IT Error Decoder
Windows Admin

How to Fix The trust relationship between this workstation and the primary domain failed

Error message

The trust relationship between this workstation and the primary domain failed.

If you're seeing "The trust relationship between this workstation and the primary domain failed", you're not alone. Here's what it means, why it happens, and the steps to resolve it.

What this error means

The machine's secure channel password is out of sync with what the domain controller has on file, so the computer can't authenticate to the domain.

Why this happens

The computer was offline or restored from a snapshot for too long, was rejoined or removed from the domain, or the computer account password was reset out-of-band.

Step-by-step fix

  1. Sign in locally as a local administrator.
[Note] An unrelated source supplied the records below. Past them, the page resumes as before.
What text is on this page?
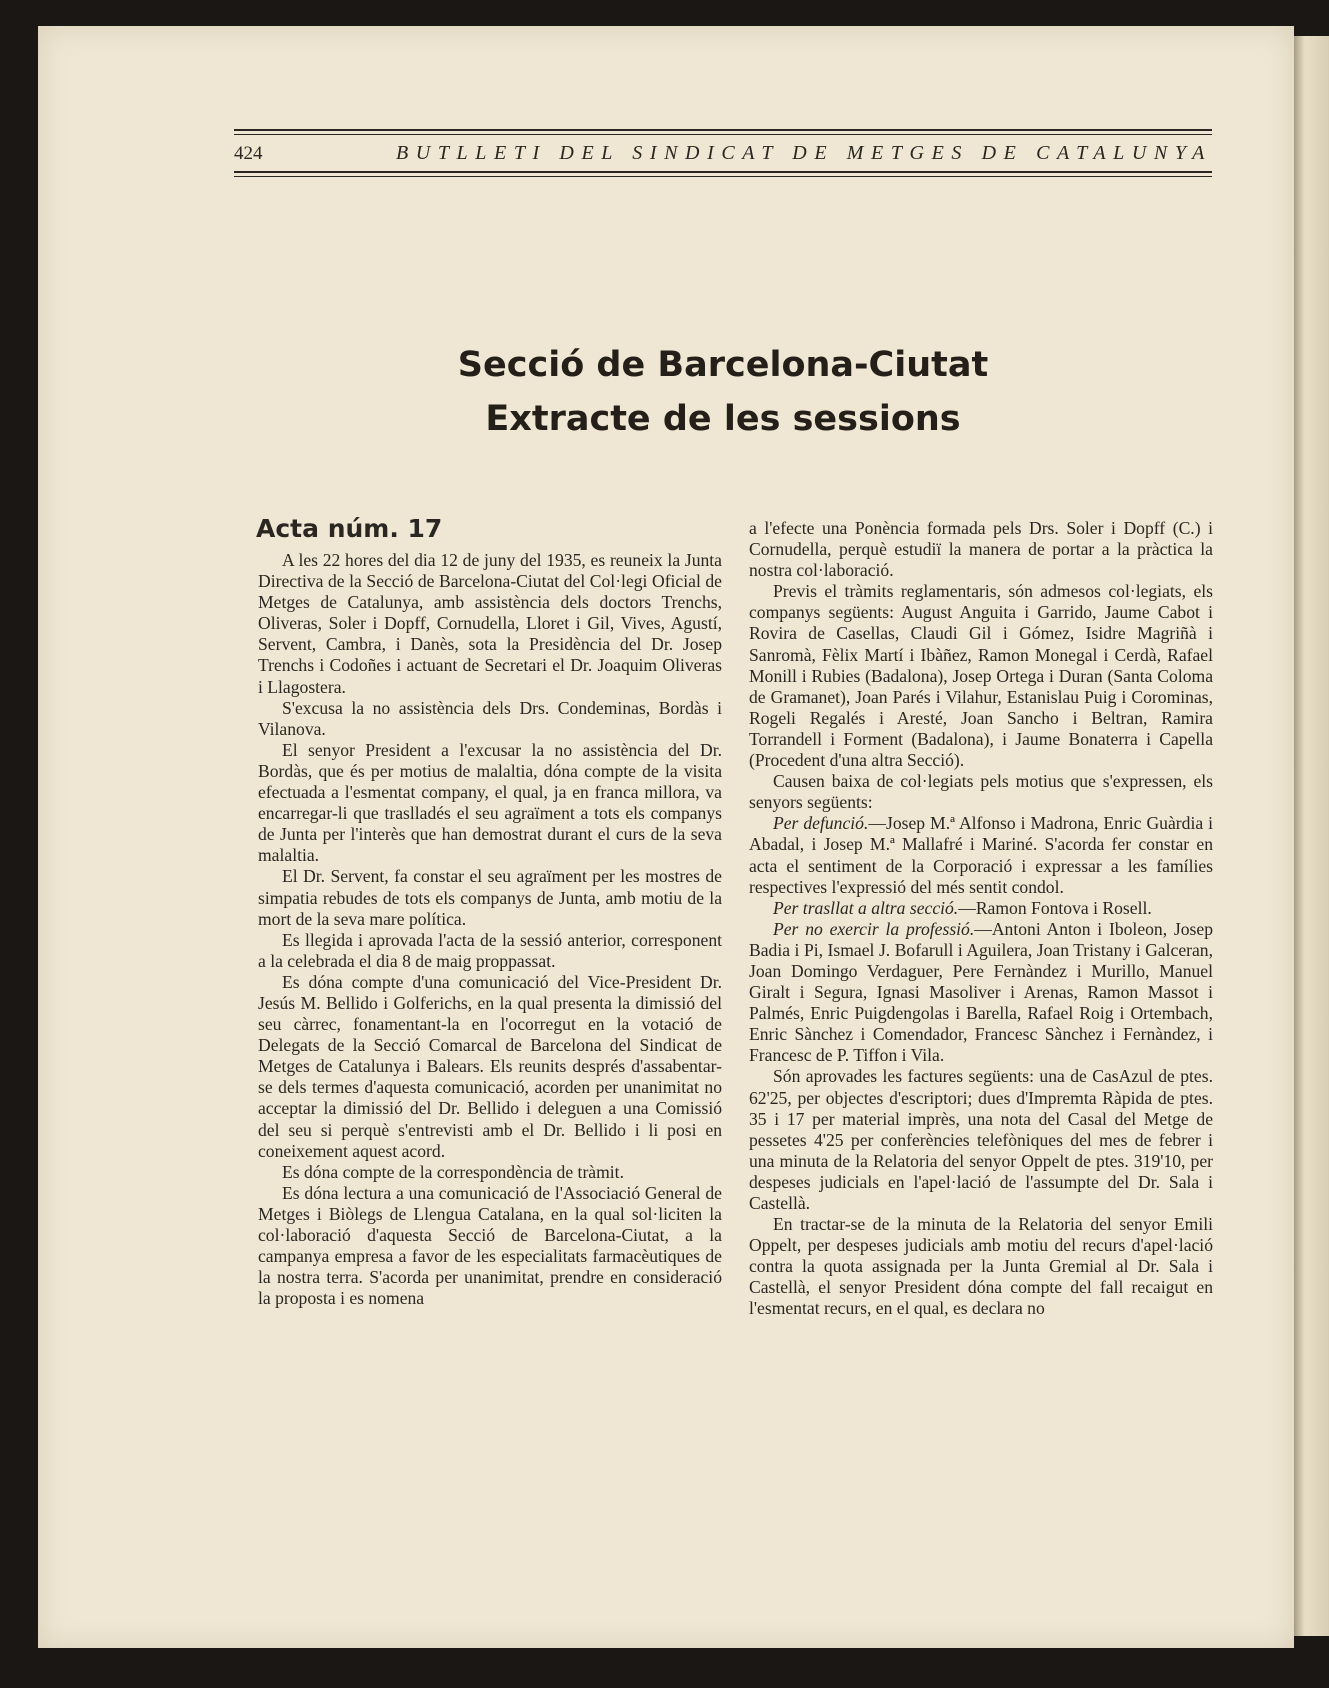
424	BUTLLETI DEL SINDICAT DE METGES DE CATALUNYA
Secció de Barcelona-Ciutat
Extracte de les sessions
Acta núm. 17

A les 22 hores del dia 12 de juny del 1935, es reuneix la Junta Directiva de la Secció de Barcelona-Ciutat del Col·legi Oficial de Metges de Catalunya, amb assistència dels doctors Trenchs, Oliveras, Soler i Dopff, Cornudella, Lloret i Gil, Vives, Agustí, Servent, Cambra, i Danès, sota la Presidència del Dr. Josep Trenchs i Codoñes i actuant de Secretari el Dr. Joaquim Oliveras i Llagostera.

S'excusa la no assistència dels Drs. Condeminas, Bordàs i Vilanova.

El senyor President a l'excusar la no assistència del Dr. Bordàs, que és per motius de malaltia, dóna compte de la visita efectuada a l'esmentat company, el qual, ja en franca millora, va encarregar-li que traslladés el seu agraïment a tots els companys de Junta per l'interès que han demostrat durant el curs de la seva malaltia.

El Dr. Servent, fa constar el seu agraïment per les mostres de simpatia rebudes de tots els companys de Junta, amb motiu de la mort de la seva mare política.

Es llegida i aprovada l'acta de la sessió anterior, corresponent a la celebrada el dia 8 de maig proppassat.

Es dóna compte d'una comunicació del Vice-President Dr. Jesús M. Bellido i Golferichs, en la qual presenta la dimissió del seu càrrec, fonamentant-la en l'ocorregut en la votació de Delegats de la Secció Comarcal de Barcelona del Sindicat de Metges de Catalunya i Balears. Els reunits després d'assabentar-se dels termes d'aquesta comunicació, acorden per unanimitat no acceptar la dimissió del Dr. Bellido i deleguen a una Comissió del seu si perquè s'entrevisti amb el Dr. Bellido i li posi en coneixement aquest acord.

Es dóna compte de la correspondència de tràmit.

Es dóna lectura a una comunicació de l'Associació General de Metges i Biòlegs de Llengua Catalana, en la qual sol·liciten la col·laboració d'aquesta Secció de Barcelona-Ciutat, a la campanya empresa a favor de les especialitats farmacèutiques de la nostra terra. S'acorda per unanimitat, prendre en consideració la proposta i es nomena

a l'efecte una Ponència formada pels Drs. Soler i Dopff (C.) i Cornudella, perquè estudiï la manera de portar a la pràctica la nostra col·laboració.

Previs el tràmits reglamentaris, són admesos col·legiats, els companys següents: August Anguita i Garrido, Jaume Cabot i Rovira de Casellas, Claudi Gil i Gómez, Isidre Magriñà i Sanromà, Fèlix Martí i Ibàñez, Ramon Monegal i Cerdà, Rafael Monill i Rubies (Badalona), Josep Ortega i Duran (Santa Coloma de Gramanet), Joan Parés i Vilahur, Estanislau Puig i Corominas, Rogeli Regalés i Aresté, Joan Sancho i Beltran, Ramira Torrandell i Forment (Badalona), i Jaume Bonaterra i Capella (Procedent d'una altra Secció).

Causen baixa de col·legiats pels motius que s'expressen, els senyors següents:

Per defunció.—Josep M.ª Alfonso i Madrona, Enric Guàrdia i Abadal, i Josep M.ª Mallafré i Mariné. S'acorda fer constar en acta el sentiment de la Corporació i expressar a les famílies respectives l'expressió del més sentit condol.

Per trasllat a altra secció.—Ramon Fontova i Rosell.

Per no exercir la professió.—Antoni Anton i Iboleon, Josep Badia i Pi, Ismael J. Bofarull i Aguilera, Joan Tristany i Galceran, Joan Domingo Verdaguer, Pere Fernàndez i Murillo, Manuel Giralt i Segura, Ignasi Masoliver i Arenas, Ramon Massot i Palmés, Enric Puigdengolas i Barella, Rafael Roig i Ortembach, Enric Sànchez i Comendador, Francesc Sànchez i Fernàndez, i Francesc de P. Tiffon i Vila.

Són aprovades les factures següents: una de CasAzul de ptes. 62'25, per objectes d'escriptori; dues d'Impremta Ràpida de ptes. 35 i 17 per material imprès, una nota del Casal del Metge de pessetes 4'25 per conferències telefòniques del mes de febrer i una minuta de la Relatoria del senyor Oppelt de ptes. 319'10, per despeses judicials en l'apel·lació de l'assumpte del Dr. Sala i Castellà.

En tractar-se de la minuta de la Relatoria del senyor Emili Oppelt, per despeses judicials amb motiu del recurs d'apel·lació contra la quota assignada per la Junta Gremial al Dr. Sala i Castellà, el senyor President dóna compte del fall recaigut en l'esmentat recurs, en el qual, es declara no
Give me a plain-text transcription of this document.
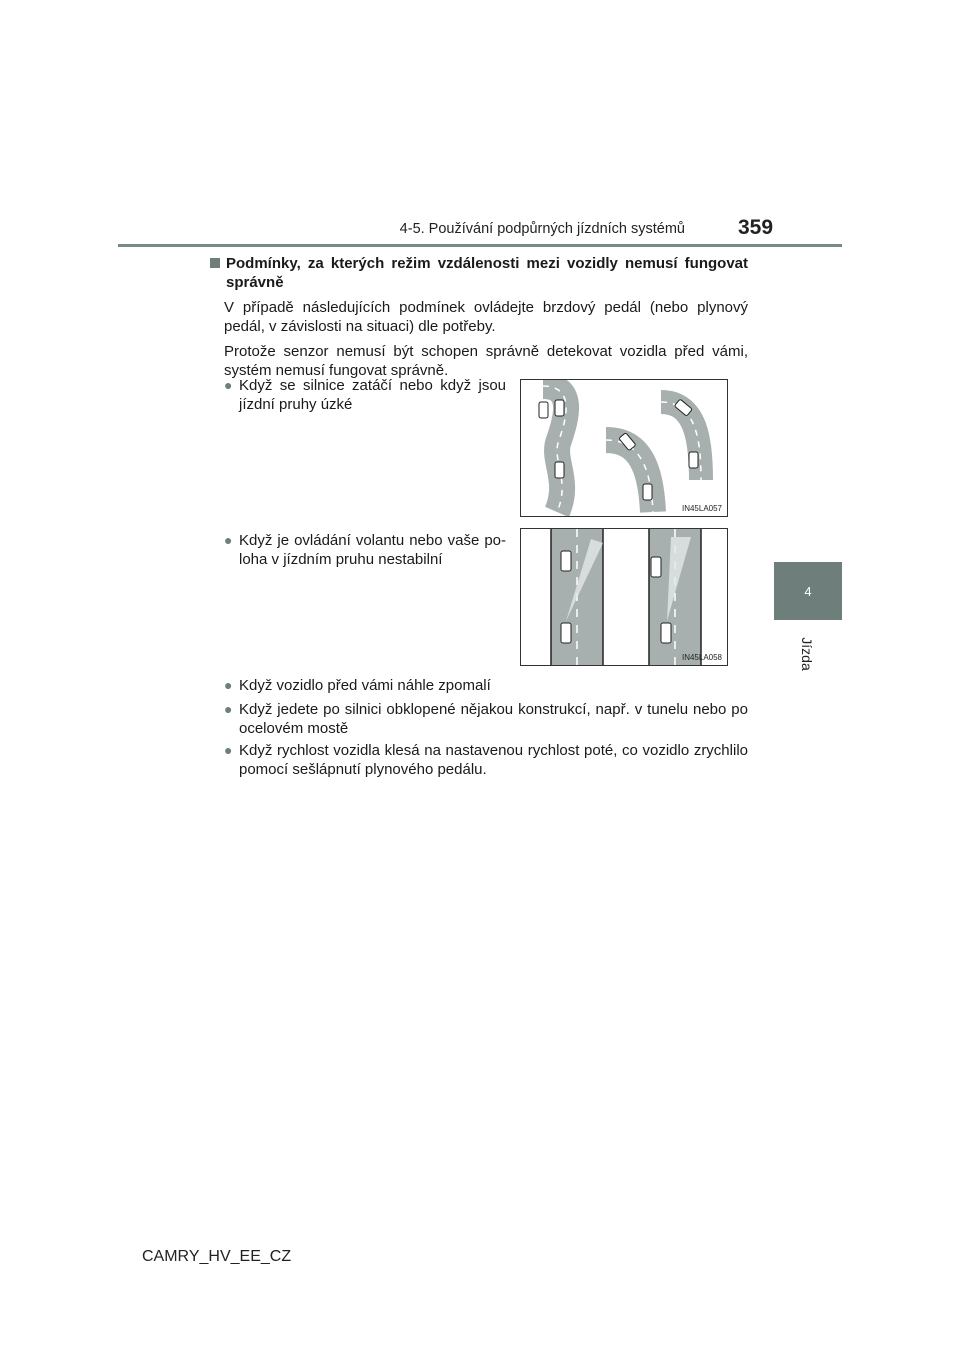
4-5. Používání podpůrných jízdních systémů	359
4
Jízda
Podmínky, za kterých režim vzdálenosti mezi vozidly nemusí fungovat správně

V případě následujících podmínek ovládejte brzdový pedál (nebo plynový pedál, v závislosti na situaci) dle potřeby.

Protože senzor nemusí být schopen správně detekovat vozidla před vámi, systém nemusí fungovat správně.

● Když se silnice zatáčí nebo když jsou jízdní pruhy úzké
IN45LA057
● Když je ovládání volantu nebo vaše po- loha v jízdním pruhu nestabilní
IN45LA058
● Když vozidlo před vámi náhle zpomalí
● Když jedete po silnici obklopené nějakou konstrukcí, např. v tunelu nebo po ocelovém mostě
● Když rychlost vozidla klesá na nastavenou rychlost poté, co vozidlo zrychlilo pomocí sešlápnutí plynového pedálu.
CAMRY_HV_EE_CZ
  2. Reset the secure channel without unjoining the domain (preferred).

    command
    Reset-ComputerMachinePassword -Server <DC-FQDN> -Credential (Get-Credential)

  3. If that fails, test and repair the secure channel.

    command
    Test-ComputerSecureChannel -Repair -Credential (Get-Credential)

  4. Reboot and sign in with a domain account.

Affected products

Windows Admin

Still broken? Try these

  • Confirm time sync — Kerberos breaks if clock skew exceeds 5 minutes.
  • Check the computer account exists and isn't disabled in AD.
  • As a last resort, unjoin and rejoin the domain (this changes the SID-bound account).

Related errors

Frequently asked questions

What does "The trust relationship between this workstation and the primary domain failed" mean?

The machine's secure channel password is out of sync with what the domain controller has on file, so the computer can't authenticate to the domain.

What causes "The trust relationship between this workstation and the primary domain failed"?

The computer was offline or restored from a snapshot for too long, was rejoined or removed from the domain, or the computer account password was reset out-of-band.

How do I fix "The trust relationship between this workstation and the primary domain failed"?

1. Sign in locally as a local administrator. 2. Reset the secure channel without unjoining the domain (preferred). 3. If that fails, test and repair the secure channel. 4. Reboot and sign in with a domain account. Always test changes in a non-production environment first.

Browse more errors in Windows Admin: Fix Windows administration errors. Access denied, RPC server unavailable, trust relationship failures, Group Policy errors, and network path issues. Or paste your own error into the error decoder tool to find a match. You can also go back to the homepage to browse common errors by topic.